Following a drag line just a couple hours' drive from Manhattan and within reach of the salty spray of Long Island Sound might seem a world away from the northern Virginia mecca of traditional foxhunting, but the Smithtown Hunt - the last remaining pack on Long Island - prides itself on offering keen sport behind its Crossbred hounds. Member John Wittenborn proved his preparation was as good as anyone's when he and his Clydesdale-Thoroughbred, Socrates, earned top honors at the Theodora A. Randolph North American Field Hunter Championships.
Soccer showing fine form en route to winning the Championship. Photo by Liz Callar.
Wittenborn has been a professional trainer for 35 years, currently at BG Show Stables in Bridgehampton, NY, which focuses on hunters, jumpers, and juniors. Having spent years preparing students for the show ring, he was ready for a new challenge when he began foxhunting ten or twelve years ago. "It really gave me a new angle on horses," he said, and led to his current role as first flight field master and occasional whipper-in at Smithtown, along with numerous trips to hunt in Virginia.

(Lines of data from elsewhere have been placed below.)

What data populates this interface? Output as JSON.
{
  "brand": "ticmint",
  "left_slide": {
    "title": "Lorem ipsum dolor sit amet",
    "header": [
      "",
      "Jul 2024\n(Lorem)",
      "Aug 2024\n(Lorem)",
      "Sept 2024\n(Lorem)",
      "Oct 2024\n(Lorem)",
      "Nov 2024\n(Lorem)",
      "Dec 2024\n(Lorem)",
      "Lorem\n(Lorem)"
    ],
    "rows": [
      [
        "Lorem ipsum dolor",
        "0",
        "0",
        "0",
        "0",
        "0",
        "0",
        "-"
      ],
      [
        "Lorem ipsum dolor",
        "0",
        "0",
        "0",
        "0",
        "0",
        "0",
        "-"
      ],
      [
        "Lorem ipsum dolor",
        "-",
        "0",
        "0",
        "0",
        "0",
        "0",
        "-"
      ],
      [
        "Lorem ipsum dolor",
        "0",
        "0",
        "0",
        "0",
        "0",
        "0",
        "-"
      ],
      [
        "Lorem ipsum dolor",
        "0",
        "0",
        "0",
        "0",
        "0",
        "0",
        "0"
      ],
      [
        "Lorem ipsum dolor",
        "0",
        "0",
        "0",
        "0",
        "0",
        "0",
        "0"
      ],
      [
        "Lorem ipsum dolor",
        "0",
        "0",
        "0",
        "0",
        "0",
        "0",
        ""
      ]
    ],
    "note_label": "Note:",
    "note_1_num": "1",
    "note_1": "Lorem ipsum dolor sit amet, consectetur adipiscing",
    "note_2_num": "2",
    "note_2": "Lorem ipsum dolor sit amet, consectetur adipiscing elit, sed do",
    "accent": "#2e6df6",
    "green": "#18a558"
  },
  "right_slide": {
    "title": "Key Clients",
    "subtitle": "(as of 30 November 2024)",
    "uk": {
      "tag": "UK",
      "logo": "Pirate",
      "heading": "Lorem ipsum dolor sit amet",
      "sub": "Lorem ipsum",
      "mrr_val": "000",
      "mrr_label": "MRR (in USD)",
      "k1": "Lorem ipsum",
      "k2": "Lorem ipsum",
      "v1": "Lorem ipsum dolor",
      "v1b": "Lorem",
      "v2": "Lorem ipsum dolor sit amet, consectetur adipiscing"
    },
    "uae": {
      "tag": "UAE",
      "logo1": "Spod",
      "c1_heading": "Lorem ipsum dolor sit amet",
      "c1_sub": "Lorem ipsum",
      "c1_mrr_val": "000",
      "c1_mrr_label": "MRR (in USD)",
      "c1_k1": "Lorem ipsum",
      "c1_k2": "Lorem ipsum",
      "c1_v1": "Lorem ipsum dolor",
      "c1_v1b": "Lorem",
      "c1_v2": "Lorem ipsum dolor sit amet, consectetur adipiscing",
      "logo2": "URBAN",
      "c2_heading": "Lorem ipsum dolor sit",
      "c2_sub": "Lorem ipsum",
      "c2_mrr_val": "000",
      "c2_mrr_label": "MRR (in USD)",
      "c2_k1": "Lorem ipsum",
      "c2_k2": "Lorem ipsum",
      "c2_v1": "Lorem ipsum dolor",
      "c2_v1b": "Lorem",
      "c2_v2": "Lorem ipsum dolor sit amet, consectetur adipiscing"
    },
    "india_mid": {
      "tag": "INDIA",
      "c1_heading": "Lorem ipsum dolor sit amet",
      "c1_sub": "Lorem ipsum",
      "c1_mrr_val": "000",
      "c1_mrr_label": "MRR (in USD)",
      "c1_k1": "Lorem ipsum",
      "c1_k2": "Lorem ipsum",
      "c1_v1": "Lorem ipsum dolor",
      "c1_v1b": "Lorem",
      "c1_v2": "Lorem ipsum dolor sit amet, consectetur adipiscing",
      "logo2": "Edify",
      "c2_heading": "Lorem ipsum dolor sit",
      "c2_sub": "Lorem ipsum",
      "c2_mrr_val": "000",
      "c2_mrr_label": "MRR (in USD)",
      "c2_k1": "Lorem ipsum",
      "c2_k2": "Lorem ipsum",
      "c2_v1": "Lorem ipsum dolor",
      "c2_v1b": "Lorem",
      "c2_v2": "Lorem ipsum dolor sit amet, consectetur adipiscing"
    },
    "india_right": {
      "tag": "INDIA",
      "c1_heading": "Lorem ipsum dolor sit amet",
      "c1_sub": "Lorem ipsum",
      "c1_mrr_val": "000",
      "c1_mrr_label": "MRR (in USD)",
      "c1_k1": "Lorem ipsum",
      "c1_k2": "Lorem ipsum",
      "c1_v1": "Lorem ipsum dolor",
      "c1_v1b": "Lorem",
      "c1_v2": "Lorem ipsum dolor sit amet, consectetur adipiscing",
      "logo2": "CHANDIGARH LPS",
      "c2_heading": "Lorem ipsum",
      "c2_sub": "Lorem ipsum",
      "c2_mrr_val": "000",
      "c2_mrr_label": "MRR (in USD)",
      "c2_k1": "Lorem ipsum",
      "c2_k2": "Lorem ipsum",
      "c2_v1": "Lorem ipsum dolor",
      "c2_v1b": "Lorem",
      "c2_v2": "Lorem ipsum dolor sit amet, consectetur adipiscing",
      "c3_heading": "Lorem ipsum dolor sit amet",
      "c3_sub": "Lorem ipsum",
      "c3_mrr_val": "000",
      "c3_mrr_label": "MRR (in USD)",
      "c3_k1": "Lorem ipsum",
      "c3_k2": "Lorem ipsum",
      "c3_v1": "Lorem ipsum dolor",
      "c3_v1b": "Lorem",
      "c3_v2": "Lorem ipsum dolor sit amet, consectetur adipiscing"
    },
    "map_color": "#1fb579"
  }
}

Socrates, nicknamed "Soccer," was a six-year-old prospect with no hunting experience when Wittenborn traveled to Myrtle Beach, SC to see him. "I was told he had a great mind, and while I was trying him out, a dog wandered into the ring and stood underneath one of the jumps. Soccer sailed right over it, dog and all, and I said, 'I'll take him!'"
Despite pulling a front shoe, Soccer impressed the judges. Photo by Liz Callar.
The flashy dark gelding with four socks and a blaze has earned that confidence - he's now going on 15, and this was his third appearance at the Championships. "Our first time, I didn't really know what to expect; I had done Virginia Hunt Week, but that was it. He pulled shoes repeatedly during the qualifying hunts, so I decided to just enjoy the week and take it all in." When they returned next time, the judges placed Soccer third in the always-competitive field.
This year, Wittenborn rode strategically. "Soccer doesn't love water, so I planned to start the week toward the back of the field. Once he'd followed the others over a few streams, we started to move up." The pair were tapped for the final competition at the second qualifying hunt, hosted by Blue Ridge. "That also left him with enough energy that by the final day, he was ready to jump really well!" When the judges asked two other riders to return for an additional rideoff, Wittenborn figured he'd be taking home the yellow ribbon again. But the rideoff was for reserve champion, and despite pulling a shoe (again) at the start of his individual test, Soccer's tight knees and jumping style earned him the tricolor.